Awards & Scholarships

Nathaniel Arbiter

Nathaniel Arbiter (SME)

AIME Honorary Membership in
1976

For his creative contributions to world mining as educator, engineer and scientist through his teaching and his writings, and through his success in developing new metallurgical processes in response to the industry's needs.
Deceased:
2008

Nathaniel Arbiter is group consulting metallurgist, natural resources, for The Anaconda Company in Tucson.

Mr. Arbiter's career has combined teaching, academic research, consulting, and industrial research and development. His major technical contributions have been his pioneering analyses of flotation and grinding machinery and processes, the development of commercial processes for flotation of molybdenum, copper, and cassiterite, and most recently his leadership for Anaconda in developing the group of hydrometallurgical processes to which the Company has given his name.

While teaching mineral engineering at Columbia University's Henry Krumb School of Mines, Mr.
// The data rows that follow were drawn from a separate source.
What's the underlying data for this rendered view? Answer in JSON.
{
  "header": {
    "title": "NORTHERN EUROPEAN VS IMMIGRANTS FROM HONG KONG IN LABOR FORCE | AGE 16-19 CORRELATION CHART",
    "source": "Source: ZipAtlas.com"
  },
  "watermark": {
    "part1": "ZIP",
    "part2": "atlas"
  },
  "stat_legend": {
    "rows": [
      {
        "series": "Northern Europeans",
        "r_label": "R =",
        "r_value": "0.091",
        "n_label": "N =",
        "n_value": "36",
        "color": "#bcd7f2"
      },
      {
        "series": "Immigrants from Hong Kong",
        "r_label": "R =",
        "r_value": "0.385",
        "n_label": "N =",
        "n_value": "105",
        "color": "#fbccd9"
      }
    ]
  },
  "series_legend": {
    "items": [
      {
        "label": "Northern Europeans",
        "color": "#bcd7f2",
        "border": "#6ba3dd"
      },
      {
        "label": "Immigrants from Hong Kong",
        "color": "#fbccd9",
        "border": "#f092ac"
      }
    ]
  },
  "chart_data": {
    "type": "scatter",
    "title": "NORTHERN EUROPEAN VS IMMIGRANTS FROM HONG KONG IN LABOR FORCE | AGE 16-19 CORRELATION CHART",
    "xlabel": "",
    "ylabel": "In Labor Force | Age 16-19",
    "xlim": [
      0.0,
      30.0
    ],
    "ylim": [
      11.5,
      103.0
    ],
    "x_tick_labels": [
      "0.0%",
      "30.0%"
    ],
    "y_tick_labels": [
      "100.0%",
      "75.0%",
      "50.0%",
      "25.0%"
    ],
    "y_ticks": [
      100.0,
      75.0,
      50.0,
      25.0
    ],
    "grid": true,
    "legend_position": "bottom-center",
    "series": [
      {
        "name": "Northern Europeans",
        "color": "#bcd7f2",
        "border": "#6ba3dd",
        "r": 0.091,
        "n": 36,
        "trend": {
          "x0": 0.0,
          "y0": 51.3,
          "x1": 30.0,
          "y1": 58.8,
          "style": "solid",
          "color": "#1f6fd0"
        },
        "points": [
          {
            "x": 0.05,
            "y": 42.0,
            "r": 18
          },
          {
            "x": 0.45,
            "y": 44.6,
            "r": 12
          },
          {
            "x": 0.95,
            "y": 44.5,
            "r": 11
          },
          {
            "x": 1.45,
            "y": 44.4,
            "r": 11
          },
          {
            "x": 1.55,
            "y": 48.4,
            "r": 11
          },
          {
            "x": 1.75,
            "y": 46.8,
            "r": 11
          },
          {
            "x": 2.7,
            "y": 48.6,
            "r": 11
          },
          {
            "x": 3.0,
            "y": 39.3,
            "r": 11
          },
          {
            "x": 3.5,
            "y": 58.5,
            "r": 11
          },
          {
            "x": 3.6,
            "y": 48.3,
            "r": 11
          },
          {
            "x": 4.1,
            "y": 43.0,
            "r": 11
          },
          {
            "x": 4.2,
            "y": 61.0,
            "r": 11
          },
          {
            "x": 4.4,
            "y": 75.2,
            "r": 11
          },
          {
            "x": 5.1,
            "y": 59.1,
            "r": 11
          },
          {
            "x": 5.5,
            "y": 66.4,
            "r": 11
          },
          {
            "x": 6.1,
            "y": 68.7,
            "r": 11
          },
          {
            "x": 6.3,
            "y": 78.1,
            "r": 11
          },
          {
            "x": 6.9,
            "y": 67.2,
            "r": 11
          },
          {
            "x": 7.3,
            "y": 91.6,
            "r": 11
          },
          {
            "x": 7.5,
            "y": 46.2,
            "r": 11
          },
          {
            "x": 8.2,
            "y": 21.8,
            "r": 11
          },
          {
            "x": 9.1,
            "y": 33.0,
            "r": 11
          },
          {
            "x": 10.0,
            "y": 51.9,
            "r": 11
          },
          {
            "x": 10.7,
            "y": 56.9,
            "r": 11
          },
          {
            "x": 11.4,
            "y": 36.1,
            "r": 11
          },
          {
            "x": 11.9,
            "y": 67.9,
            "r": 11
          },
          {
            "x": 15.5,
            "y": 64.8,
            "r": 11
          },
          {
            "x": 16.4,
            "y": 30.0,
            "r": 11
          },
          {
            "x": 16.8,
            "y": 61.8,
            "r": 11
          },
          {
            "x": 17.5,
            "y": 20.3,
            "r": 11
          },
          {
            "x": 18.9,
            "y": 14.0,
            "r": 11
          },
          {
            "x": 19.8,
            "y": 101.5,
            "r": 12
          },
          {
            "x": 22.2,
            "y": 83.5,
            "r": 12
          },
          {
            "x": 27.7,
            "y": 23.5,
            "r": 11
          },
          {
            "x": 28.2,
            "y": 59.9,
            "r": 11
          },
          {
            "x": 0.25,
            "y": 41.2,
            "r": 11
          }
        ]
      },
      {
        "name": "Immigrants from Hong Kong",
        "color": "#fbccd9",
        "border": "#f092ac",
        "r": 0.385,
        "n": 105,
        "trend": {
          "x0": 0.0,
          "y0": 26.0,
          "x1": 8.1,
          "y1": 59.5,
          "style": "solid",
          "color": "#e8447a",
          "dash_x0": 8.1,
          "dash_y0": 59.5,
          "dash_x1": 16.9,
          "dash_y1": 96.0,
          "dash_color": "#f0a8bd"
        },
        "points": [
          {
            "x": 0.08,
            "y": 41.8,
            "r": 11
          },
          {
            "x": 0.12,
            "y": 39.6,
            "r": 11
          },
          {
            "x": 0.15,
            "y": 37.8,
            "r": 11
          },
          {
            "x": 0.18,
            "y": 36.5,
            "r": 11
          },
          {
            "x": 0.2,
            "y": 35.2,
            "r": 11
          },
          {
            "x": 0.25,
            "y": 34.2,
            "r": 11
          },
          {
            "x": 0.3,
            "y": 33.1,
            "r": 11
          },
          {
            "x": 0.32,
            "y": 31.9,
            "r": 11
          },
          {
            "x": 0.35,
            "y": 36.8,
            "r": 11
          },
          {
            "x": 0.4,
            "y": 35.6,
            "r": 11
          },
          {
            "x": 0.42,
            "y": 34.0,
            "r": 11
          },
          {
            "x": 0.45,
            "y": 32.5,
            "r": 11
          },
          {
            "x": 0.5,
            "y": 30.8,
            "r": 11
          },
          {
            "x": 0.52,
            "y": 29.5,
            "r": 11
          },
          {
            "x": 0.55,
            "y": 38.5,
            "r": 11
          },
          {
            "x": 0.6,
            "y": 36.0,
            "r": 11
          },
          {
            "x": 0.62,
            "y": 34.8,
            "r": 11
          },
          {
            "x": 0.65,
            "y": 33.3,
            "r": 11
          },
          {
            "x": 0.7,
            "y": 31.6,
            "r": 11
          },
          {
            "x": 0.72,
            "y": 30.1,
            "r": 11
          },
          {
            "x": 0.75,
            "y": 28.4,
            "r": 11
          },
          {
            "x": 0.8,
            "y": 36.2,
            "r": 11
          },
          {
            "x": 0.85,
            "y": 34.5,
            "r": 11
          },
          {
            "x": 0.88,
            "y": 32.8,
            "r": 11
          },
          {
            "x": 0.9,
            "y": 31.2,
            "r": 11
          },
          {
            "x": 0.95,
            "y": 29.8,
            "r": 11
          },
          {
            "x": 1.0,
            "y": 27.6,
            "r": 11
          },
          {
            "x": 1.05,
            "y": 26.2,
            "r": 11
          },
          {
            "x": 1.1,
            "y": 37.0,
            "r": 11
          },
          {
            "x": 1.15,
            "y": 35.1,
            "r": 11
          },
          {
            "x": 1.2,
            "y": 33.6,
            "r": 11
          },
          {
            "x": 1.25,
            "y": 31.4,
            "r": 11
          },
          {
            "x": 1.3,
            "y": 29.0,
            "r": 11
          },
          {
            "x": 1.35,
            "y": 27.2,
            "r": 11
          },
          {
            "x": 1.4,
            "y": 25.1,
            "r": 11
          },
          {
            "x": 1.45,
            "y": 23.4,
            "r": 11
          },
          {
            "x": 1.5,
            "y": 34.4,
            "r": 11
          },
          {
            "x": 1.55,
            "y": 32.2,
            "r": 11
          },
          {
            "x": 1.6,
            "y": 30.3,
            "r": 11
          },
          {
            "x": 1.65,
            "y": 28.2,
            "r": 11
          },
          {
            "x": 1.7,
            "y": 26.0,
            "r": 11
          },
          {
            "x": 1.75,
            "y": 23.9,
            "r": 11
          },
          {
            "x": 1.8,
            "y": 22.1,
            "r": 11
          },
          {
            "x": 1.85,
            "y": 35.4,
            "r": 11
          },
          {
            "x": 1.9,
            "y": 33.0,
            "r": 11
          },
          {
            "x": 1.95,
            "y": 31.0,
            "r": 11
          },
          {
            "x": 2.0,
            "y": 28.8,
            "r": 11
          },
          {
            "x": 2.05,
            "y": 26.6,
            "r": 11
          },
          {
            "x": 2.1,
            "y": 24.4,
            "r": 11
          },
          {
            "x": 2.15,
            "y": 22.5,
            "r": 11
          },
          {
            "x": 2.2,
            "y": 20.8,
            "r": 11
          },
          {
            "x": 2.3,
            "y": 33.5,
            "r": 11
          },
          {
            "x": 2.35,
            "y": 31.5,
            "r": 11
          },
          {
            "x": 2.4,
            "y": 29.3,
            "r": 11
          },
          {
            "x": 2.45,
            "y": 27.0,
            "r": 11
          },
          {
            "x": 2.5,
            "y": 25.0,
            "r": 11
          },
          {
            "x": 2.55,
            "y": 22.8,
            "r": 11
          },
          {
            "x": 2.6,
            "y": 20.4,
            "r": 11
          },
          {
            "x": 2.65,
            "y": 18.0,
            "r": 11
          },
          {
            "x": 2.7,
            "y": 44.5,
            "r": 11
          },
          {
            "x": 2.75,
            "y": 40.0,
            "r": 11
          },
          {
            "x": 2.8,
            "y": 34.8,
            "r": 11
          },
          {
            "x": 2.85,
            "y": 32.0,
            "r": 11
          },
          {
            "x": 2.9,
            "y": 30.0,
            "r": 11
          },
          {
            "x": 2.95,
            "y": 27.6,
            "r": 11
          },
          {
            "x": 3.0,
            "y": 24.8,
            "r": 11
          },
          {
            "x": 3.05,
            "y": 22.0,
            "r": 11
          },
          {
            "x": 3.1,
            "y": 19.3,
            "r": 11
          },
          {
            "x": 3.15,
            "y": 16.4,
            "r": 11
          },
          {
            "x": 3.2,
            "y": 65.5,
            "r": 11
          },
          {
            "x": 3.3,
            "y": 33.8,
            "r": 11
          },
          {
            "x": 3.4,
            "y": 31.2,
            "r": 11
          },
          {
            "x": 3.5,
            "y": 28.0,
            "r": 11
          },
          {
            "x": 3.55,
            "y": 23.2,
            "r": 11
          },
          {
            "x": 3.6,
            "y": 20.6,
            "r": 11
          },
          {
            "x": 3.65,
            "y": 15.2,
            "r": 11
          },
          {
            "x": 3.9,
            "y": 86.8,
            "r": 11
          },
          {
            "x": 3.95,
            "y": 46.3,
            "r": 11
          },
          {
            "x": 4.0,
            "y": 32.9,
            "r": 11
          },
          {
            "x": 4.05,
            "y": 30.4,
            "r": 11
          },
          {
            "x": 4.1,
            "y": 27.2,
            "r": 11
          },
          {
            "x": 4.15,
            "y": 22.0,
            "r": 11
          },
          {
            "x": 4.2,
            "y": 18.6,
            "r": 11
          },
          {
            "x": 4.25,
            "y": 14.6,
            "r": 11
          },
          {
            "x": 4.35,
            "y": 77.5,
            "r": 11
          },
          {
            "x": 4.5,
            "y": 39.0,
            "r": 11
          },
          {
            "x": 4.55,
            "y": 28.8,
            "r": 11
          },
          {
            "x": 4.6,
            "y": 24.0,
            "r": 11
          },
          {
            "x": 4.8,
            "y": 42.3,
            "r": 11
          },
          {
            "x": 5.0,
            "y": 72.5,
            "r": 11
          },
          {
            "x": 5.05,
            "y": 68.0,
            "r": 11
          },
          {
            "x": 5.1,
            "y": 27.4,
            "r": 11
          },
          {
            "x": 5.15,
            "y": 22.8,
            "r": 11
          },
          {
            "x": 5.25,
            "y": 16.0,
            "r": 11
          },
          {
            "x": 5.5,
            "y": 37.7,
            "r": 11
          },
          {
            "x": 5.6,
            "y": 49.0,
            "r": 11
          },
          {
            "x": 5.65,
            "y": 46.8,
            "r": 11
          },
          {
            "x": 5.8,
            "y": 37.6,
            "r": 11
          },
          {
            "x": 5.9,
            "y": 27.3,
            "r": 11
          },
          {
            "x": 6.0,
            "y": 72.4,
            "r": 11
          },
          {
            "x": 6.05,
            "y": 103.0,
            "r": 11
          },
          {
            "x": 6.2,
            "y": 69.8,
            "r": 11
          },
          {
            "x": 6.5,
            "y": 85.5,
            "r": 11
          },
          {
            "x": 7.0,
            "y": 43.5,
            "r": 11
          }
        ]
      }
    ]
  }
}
Arbiter was a consultant to many mining companies in the United States and abroad, and to the United States State Department, the Organization of American States and the United Nations.

Mr. Arbiter has received three AIME awards: the Robert H.  Richards Award in 1961, the Mineral Industry Education Award in 1971, and selection as one of the Society of Mining Engineers' first Distinguished Members in 1975. In 1971, he was AIME's Centennial Lecturer in Mineral Beneficiation.

Active in AIME since joining in 1943, Mr. Arbiter has held offices in the Society of Mining Engineers of AIME and its Mineral Processing Division.